Junior Sisk “It’s All Fun and Games” (LP)

Junior Sisk’s new album is It’s All Fun and Games, featuring eleven tracks with Sisk at the helm along with the band. Sisk’s act is a welcome relief in an era peppered with an unholy union of country and pop. There’s something of a return to form with the act, immediately accessible to the widest possible audience, while retaining key musical attributes making up classic form bluegrass. The sound reminded me personally of former trailblazers in the genre, be they Dwight Yoakam with the invention of a sort of punk-rock veneer, coupled with the wholly acoustic, sentimental melancholy of acts like Alison Krauss and Union Station.

URL: https://www.juniorsisk.com/

 Sisk embraces simplicity and originality over slick production design. While the sound sparkles, the album is particularly good to listen to with top form headphones, it feels like storytelling. Sisk has this refreshing honesty with the lyrics of each track, making the listener feel transported to the heart of each theme the tracks communicate. It’s a lost tradition in the fields of popular music, the song as the musical epitome of a yarn, being told round a campfire or grandstanded to a hypothetical, wide-eyed audience.

 Not that bluegrass music necessarily epitomizes all the aforementioned tenets, but it has always been a relic of a time, an art form conjuring a specific image. Sisk is able to master a sound unique to him in this vein, making the listener feel carried flawlessly from track to track, everything harmonious not just musically but thematically. The album’s title compliments this, Sisk wanting to deliver a record capitalizing on quality over quantity, stripping things down to their bare essentials. Mandolins and vocal choruses lead the way, not electronics and dubstep. In some ways the album was a reminder of what I had been missing as a consumer of all things pop culture. It harkened back to my growing up in the nineties, when radio trumped Spotify, and you had access to a curated, diverse portfolio of music that crushed competition not by hooks, but by creativity and class.

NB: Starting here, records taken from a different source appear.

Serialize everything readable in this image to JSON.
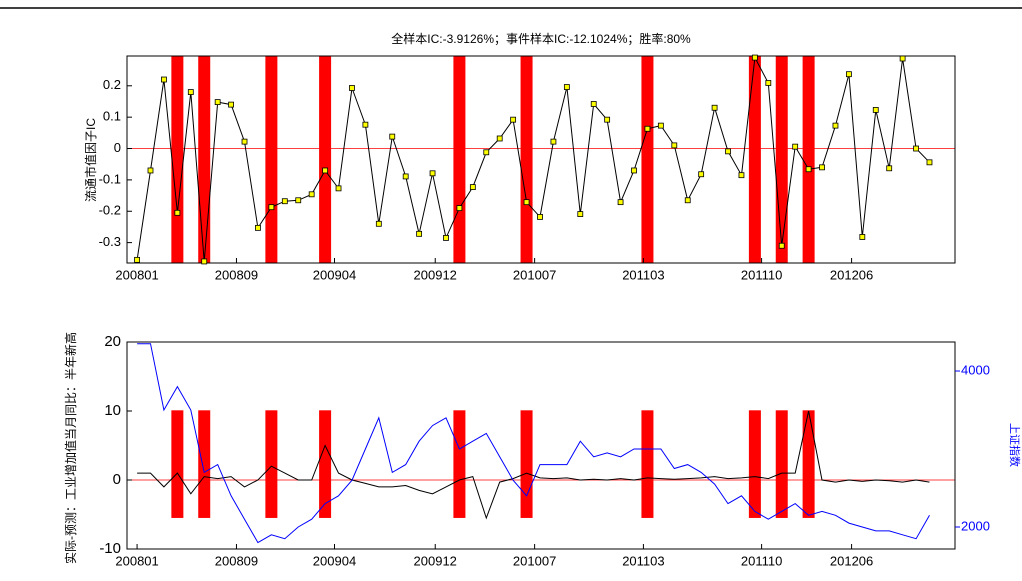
{
  "chart_data": [
    {
      "type": "line",
      "title": "全样本IC:-3.9126%；事件样本IC:-12.1024%；胜率:80%",
      "y_label": "流通市值因子IC",
      "x": [
        1,
        2,
        3,
        4,
        5,
        6,
        7,
        8,
        9,
        10,
        11,
        12,
        13,
        14,
        15,
        16,
        17,
        18,
        19,
        20,
        21,
        22,
        23,
        24,
        25,
        26,
        27,
        28,
        29,
        30,
        31,
        32,
        33,
        34,
        35,
        36,
        37,
        38,
        39,
        40,
        41,
        42,
        43,
        44,
        45,
        46,
        47,
        48,
        49,
        50,
        51,
        52,
        53,
        54,
        55,
        56,
        57,
        58,
        59,
        60
      ],
      "values": [
        -0.355,
        -0.07,
        0.22,
        -0.205,
        0.18,
        -0.36,
        0.148,
        0.14,
        0.022,
        -0.253,
        -0.187,
        -0.168,
        -0.165,
        -0.146,
        -0.07,
        -0.127,
        0.193,
        0.076,
        -0.24,
        0.038,
        -0.089,
        -0.272,
        -0.079,
        -0.285,
        -0.19,
        -0.123,
        -0.012,
        0.032,
        0.092,
        -0.171,
        -0.218,
        0.022,
        0.196,
        -0.209,
        0.142,
        0.092,
        -0.171,
        -0.07,
        0.063,
        0.073,
        0.01,
        -0.165,
        -0.082,
        0.13,
        -0.009,
        -0.085,
        0.29,
        0.209,
        -0.31,
        0.006,
        -0.066,
        -0.06,
        0.073,
        0.237,
        -0.282,
        0.123,
        -0.063,
        0.287,
        0.0,
        -0.044
      ],
      "color": "#000000",
      "marker_color": "#ffff00",
      "events": [
        4,
        6,
        11,
        15,
        25,
        30,
        39,
        47,
        49,
        51
      ],
      "event_color": "#ff0000",
      "zero_line_color": "#ff0000",
      "xlim": [
        0.25,
        61.9
      ],
      "xticks": [
        {
          "value": 1,
          "label": "200801"
        },
        {
          "value": 8.4,
          "label": "200809"
        },
        {
          "value": 15.7,
          "label": "200904"
        },
        {
          "value": 23.2,
          "label": "200912"
        },
        {
          "value": 30.6,
          "label": "201007"
        },
        {
          "value": 38.7,
          "label": "201103"
        },
        {
          "value": 47.5,
          "label": "201110"
        },
        {
          "value": 54.2,
          "label": "201206"
        }
      ],
      "ylim": [
        -0.365,
        0.295
      ],
      "yticks": [
        -0.3,
        -0.2,
        -0.1,
        0,
        0.1,
        0.2
      ]
    },
    {
      "type": "line",
      "y_label": "实际-预测：工业增加值当月同比：半年新高",
      "y2_label": "上证指数",
      "x": [
        1,
        2,
        3,
        4,
        5,
        6,
        7,
        8,
        9,
        10,
        11,
        12,
        13,
        14,
        15,
        16,
        17,
        18,
        19,
        20,
        21,
        22,
        23,
        24,
        25,
        26,
        27,
        28,
        29,
        30,
        31,
        32,
        33,
        34,
        35,
        36,
        37,
        38,
        39,
        40,
        41,
        42,
        43,
        44,
        45,
        46,
        47,
        48,
        49,
        50,
        51,
        52,
        53,
        54,
        55,
        56,
        57,
        58,
        59,
        60
      ],
      "series": [
        {
          "color": "#000000",
          "values": [
            1,
            1,
            -1,
            1,
            -2,
            0.5,
            0.2,
            0.5,
            -1,
            0,
            2,
            1,
            0,
            0,
            5,
            1,
            0,
            -0.5,
            -1,
            -1,
            -0.8,
            -1.5,
            -2,
            -1,
            0,
            0.5,
            -5.5,
            -0.3,
            0.2,
            1,
            0.3,
            0.2,
            0.3,
            0,
            0.1,
            0,
            0.2,
            0,
            0.3,
            0.2,
            0.1,
            0.2,
            0.3,
            0.5,
            0.2,
            0.3,
            0.5,
            0.2,
            1,
            1,
            10,
            0,
            -0.3,
            0,
            -0.2,
            0,
            -0.1,
            -0.3,
            0,
            -0.3
          ]
        },
        {
          "color": "#0000ff",
          "axis": "y2",
          "values": [
            4350,
            4350,
            3500,
            3800,
            3500,
            2700,
            2800,
            2400,
            2100,
            1800,
            1900,
            1850,
            2000,
            2100,
            2300,
            2400,
            2600,
            3000,
            3400,
            2700,
            2800,
            3100,
            3300,
            3400,
            3000,
            3100,
            3200,
            2900,
            2600,
            2400,
            2800,
            2800,
            2800,
            3100,
            2900,
            2950,
            2900,
            3000,
            3000,
            3000,
            2750,
            2800,
            2700,
            2550,
            2300,
            2400,
            2200,
            2100,
            2200,
            2300,
            2150,
            2200,
            2150,
            2050,
            2000,
            1950,
            1950,
            1900,
            1850,
            2150
          ]
        }
      ],
      "events": [
        4,
        6,
        11,
        15,
        25,
        30,
        39,
        47,
        49,
        51
      ],
      "event_color": "#ff0000",
      "zero_line_color": "#ff0000",
      "xlim": [
        0.25,
        61.9
      ],
      "xticks": [
        {
          "value": 1,
          "label": "200801"
        },
        {
          "value": 8.4,
          "label": "200809"
        },
        {
          "value": 15.7,
          "label": "200904"
        },
        {
          "value": 23.2,
          "label": "200912"
        },
        {
          "value": 30.6,
          "label": "201007"
        },
        {
          "value": 38.7,
          "label": "201103"
        },
        {
          "value": 47.5,
          "label": "201110"
        },
        {
          "value": 54.2,
          "label": "201206"
        }
      ],
      "ylim": [
        -10,
        20
      ],
      "yticks": [
        -10,
        0,
        10,
        20
      ],
      "y2lim": [
        1718,
        4372
      ],
      "y2ticks": [
        2000,
        4000
      ]
    }
  ]
}
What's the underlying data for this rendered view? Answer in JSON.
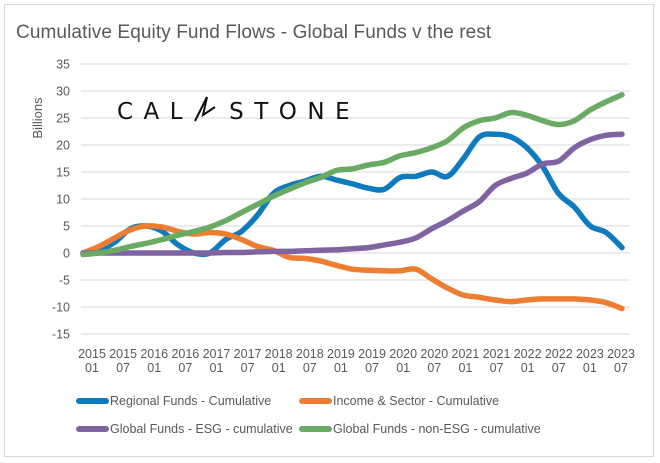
{
  "chart_data": {
    "type": "line",
    "title": "Cumulative Equity Fund Flows - Global Funds v the rest",
    "xlabel": "",
    "ylabel": "Billions",
    "ylim": [
      -15,
      35
    ],
    "yticks": [
      35,
      30,
      25,
      20,
      15,
      10,
      5,
      0,
      -5,
      -10,
      -15
    ],
    "grid": true,
    "legend_position": "bottom",
    "xtick_labels": [
      [
        "2015",
        "01"
      ],
      [
        "2015",
        "07"
      ],
      [
        "2016",
        "01"
      ],
      [
        "2016",
        "07"
      ],
      [
        "2017",
        "01"
      ],
      [
        "2017",
        "07"
      ],
      [
        "2018",
        "01"
      ],
      [
        "2018",
        "07"
      ],
      [
        "2019",
        "01"
      ],
      [
        "2019",
        "07"
      ],
      [
        "2020",
        "01"
      ],
      [
        "2020",
        "07"
      ],
      [
        "2021",
        "01"
      ],
      [
        "2021",
        "07"
      ],
      [
        "2022",
        "01"
      ],
      [
        "2022",
        "07"
      ],
      [
        "2023",
        "01"
      ],
      [
        "2023",
        "07"
      ]
    ],
    "x": [
      "2015-01",
      "2015-04",
      "2015-07",
      "2015-10",
      "2016-01",
      "2016-04",
      "2016-07",
      "2016-10",
      "2017-01",
      "2017-04",
      "2017-07",
      "2017-10",
      "2018-01",
      "2018-04",
      "2018-07",
      "2018-10",
      "2019-01",
      "2019-04",
      "2019-07",
      "2019-10",
      "2020-01",
      "2020-04",
      "2020-07",
      "2020-10",
      "2021-01",
      "2021-04",
      "2021-07",
      "2021-10",
      "2022-01",
      "2022-04",
      "2022-07",
      "2022-10",
      "2023-01",
      "2023-04",
      "2023-07"
    ],
    "series": [
      {
        "name": "Regional Funds - Cumulative",
        "color": "#0F7BBF",
        "values": [
          0,
          0.5,
          2,
          4.5,
          5,
          4,
          1.5,
          0,
          0,
          2.5,
          4,
          7,
          11,
          12.5,
          13.3,
          14.2,
          13.5,
          12.8,
          12,
          11.8,
          14,
          14.2,
          15,
          14.2,
          17.5,
          21.5,
          22,
          21.5,
          19.5,
          16,
          11,
          8.5,
          5,
          3.8,
          1
        ]
      },
      {
        "name": "Income & Sector - Cumulative",
        "color": "#ED7D31",
        "values": [
          0,
          1.2,
          2.8,
          4.3,
          5,
          4.8,
          4,
          3.5,
          3.8,
          3.5,
          2.5,
          1.2,
          0.5,
          -0.8,
          -1,
          -1.5,
          -2.3,
          -3,
          -3.2,
          -3.3,
          -3.3,
          -3,
          -4.8,
          -6.5,
          -7.8,
          -8.2,
          -8.7,
          -9,
          -8.7,
          -8.5,
          -8.5,
          -8.5,
          -8.7,
          -9.2,
          -10.3
        ]
      },
      {
        "name": "Global Funds - ESG - cumulative",
        "color": "#8064A2",
        "values": [
          0,
          0,
          0,
          0,
          0,
          0,
          0,
          0,
          0,
          0.1,
          0.1,
          0.2,
          0.3,
          0.3,
          0.4,
          0.5,
          0.6,
          0.8,
          1,
          1.5,
          2,
          2.8,
          4.5,
          6,
          7.8,
          9.5,
          12.5,
          13.8,
          14.8,
          16.5,
          17,
          19.5,
          21,
          21.8,
          22
        ]
      },
      {
        "name": "Global Funds - non-ESG - cumulative",
        "color": "#6AAB64",
        "values": [
          -0.3,
          0,
          0.5,
          1.2,
          1.8,
          2.5,
          3.3,
          4,
          4.8,
          6,
          7.5,
          9,
          10.5,
          11.8,
          13,
          14,
          15.3,
          15.6,
          16.3,
          16.8,
          18,
          18.6,
          19.5,
          20.8,
          23.2,
          24.5,
          25,
          26,
          25.5,
          24.5,
          23.8,
          24.5,
          26.5,
          28,
          29.3
        ]
      }
    ]
  },
  "logo_text": "CALASTONE",
  "legend": [
    {
      "label": "Regional Funds - Cumulative",
      "color": "#0F7BBF"
    },
    {
      "label": "Income & Sector - Cumulative",
      "color": "#ED7D31"
    },
    {
      "label": "Global Funds - ESG - cumulative",
      "color": "#8064A2"
    },
    {
      "label": "Global Funds - non-ESG - cumulative",
      "color": "#6AAB64"
    }
  ]
}
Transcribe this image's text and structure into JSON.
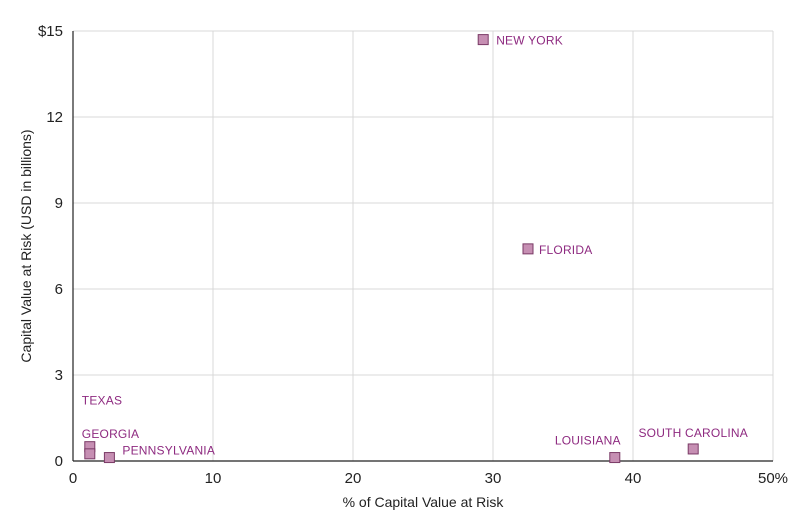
{
  "chart_data": {
    "type": "scatter",
    "title": "",
    "xlabel": "% of Capital Value at Risk",
    "ylabel": "Capital Value at Risk (USD in billions)",
    "xlim": [
      0,
      50
    ],
    "ylim": [
      0,
      15
    ],
    "x_ticks": [
      "0",
      "10",
      "20",
      "30",
      "40",
      "50%"
    ],
    "y_ticks": [
      "0",
      "3",
      "6",
      "9",
      "12",
      "$15"
    ],
    "grid": "vertical and horizontal",
    "series": [
      {
        "points": [
          {
            "label": "NEW YORK",
            "x": 29.3,
            "y": 14.7
          },
          {
            "label": "FLORIDA",
            "x": 32.5,
            "y": 7.4
          },
          {
            "label": "TEXAS",
            "x": 1.2,
            "y": 0.5
          },
          {
            "label": "GEORGIA",
            "x": 1.2,
            "y": 0.25
          },
          {
            "label": "PENNSYLVANIA",
            "x": 2.6,
            "y": 0.12
          },
          {
            "label": "LOUISIANA",
            "x": 38.7,
            "y": 0.12
          },
          {
            "label": "SOUTH CAROLINA",
            "x": 44.3,
            "y": 0.42
          }
        ]
      }
    ],
    "colors": {
      "marker_fill": "#c68fb3",
      "marker_stroke": "#7a3a66",
      "label": "#8e2a80",
      "grid": "#d9d9d9",
      "axis": "#222222"
    }
  }
}
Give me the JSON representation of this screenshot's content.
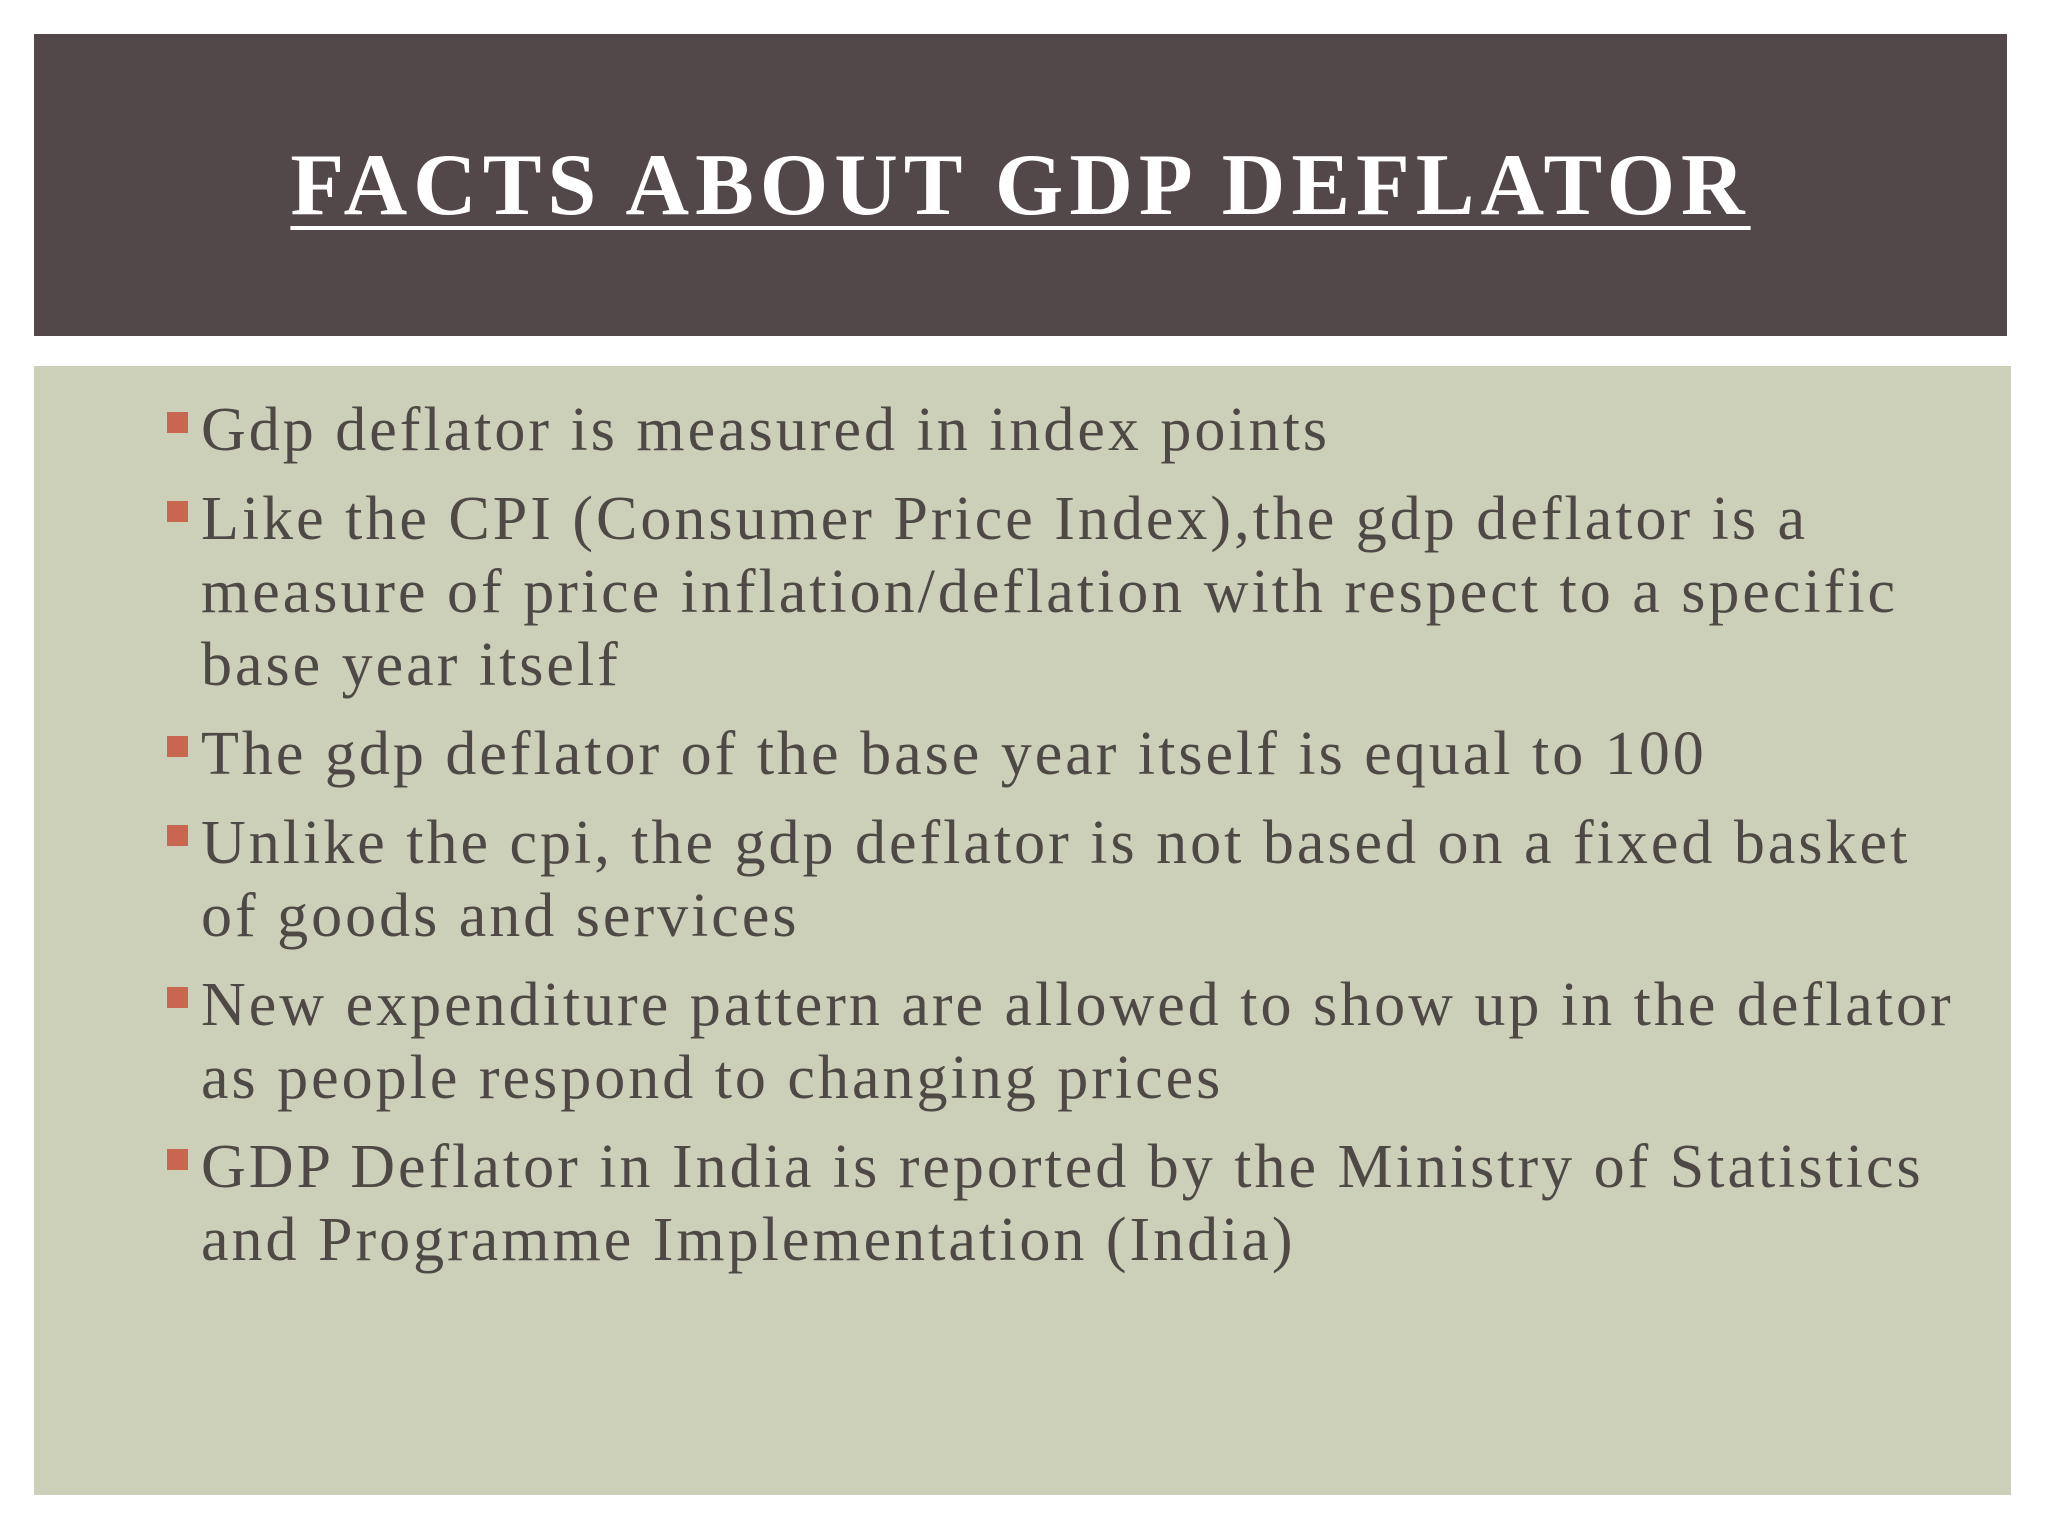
{
  "header": {
    "title": "FACTS ABOUT GDP DEFLATOR"
  },
  "bullets": [
    "Gdp deflator is measured in index points",
    "Like the CPI (Consumer Price Index),the gdp deflator is a measure of price inflation/deflation with respect to a specific base year itself",
    "The gdp deflator of the base year itself is equal to 100",
    "Unlike the cpi, the gdp deflator is not based on a fixed basket of goods and services",
    "New expenditure pattern are allowed to show up in the deflator as people respond to changing prices",
    "GDP Deflator in India is reported by the Ministry of Statistics and Programme Implementation (India)"
  ]
}
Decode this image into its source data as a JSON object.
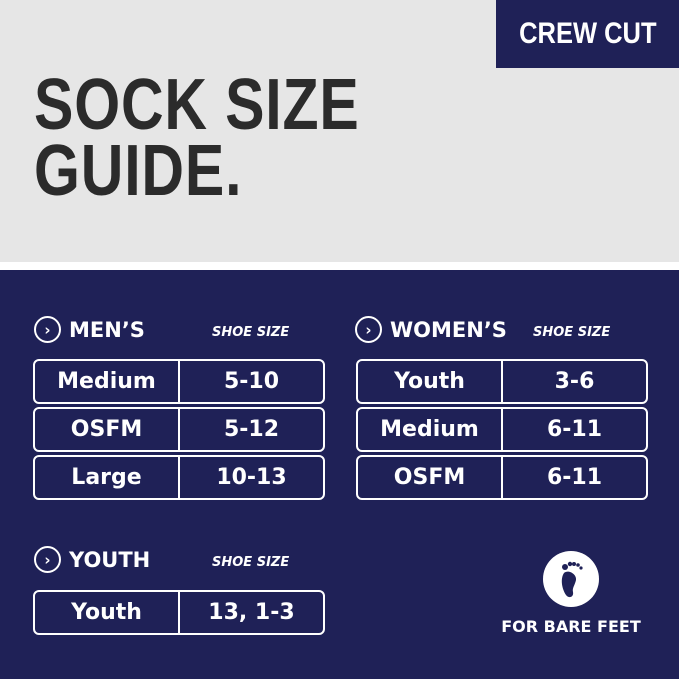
{
  "badge": "CREW CUT",
  "title": [
    "SOCK SIZE",
    "GUIDE."
  ],
  "sections": {
    "mens": {
      "label": "MEN’S",
      "sub": "SHOE SIZE",
      "rows": [
        [
          "Medium",
          "5-10"
        ],
        [
          "OSFM",
          "5-12"
        ],
        [
          "Large",
          "10-13"
        ]
      ]
    },
    "womens": {
      "label": "WOMEN’S",
      "sub": "SHOE SIZE",
      "rows": [
        [
          "Youth",
          "3-6"
        ],
        [
          "Medium",
          "6-11"
        ],
        [
          "OSFM",
          "6-11"
        ]
      ]
    },
    "youth": {
      "label": "YOUTH",
      "sub": "SHOE SIZE",
      "rows": [
        [
          "Youth",
          "13, 1-3"
        ]
      ]
    }
  },
  "bare_feet": "FOR BARE FEET",
  "icons": {
    "section": "chevron-right-circle-icon",
    "feature": "footprint-icon"
  },
  "colors": {
    "navy": "#1f2157",
    "gray": "#e6e6e6",
    "title": "#2b2b2b"
  }
}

 In an interview with Hudson Valley Bluegrass Association, Sisk echoed what I intuited about his musical intentions. The publication described him as “determined to be the anchor of tradition in bluegrass music. Spurning over production in his recordings, to sparse down to the instrument simplicity, his recordings are fresh as if the band were playing in your living room.

 His clean mountain voice rolls easily through a choice of songs you won’t get tired of.” In the actual interview, Sisk highlighted how much previous pioneers of the art form had singular influence over his work to date. “In my opinion today, bluegrass is old country. Country today is…I don’t know what? That’s pretty much the way I think of it. Bluegrass songs today might be old country. That’s my favorite stuff anyway.  Ernest Tubb stuff and way back there. And I think bluegrass songs today are…the real hardcore bluegrass comes from the old country.”

 It’s that respect for elders adding to earnest authenticity in Sisk’s own work. The sense that as much as he is blazing his own trail, there are standards to live up to, shortcuts not to take. That’s not only commendable, but why I feel It’s All Fun and Games proves a worthy successor to the masterworks before it.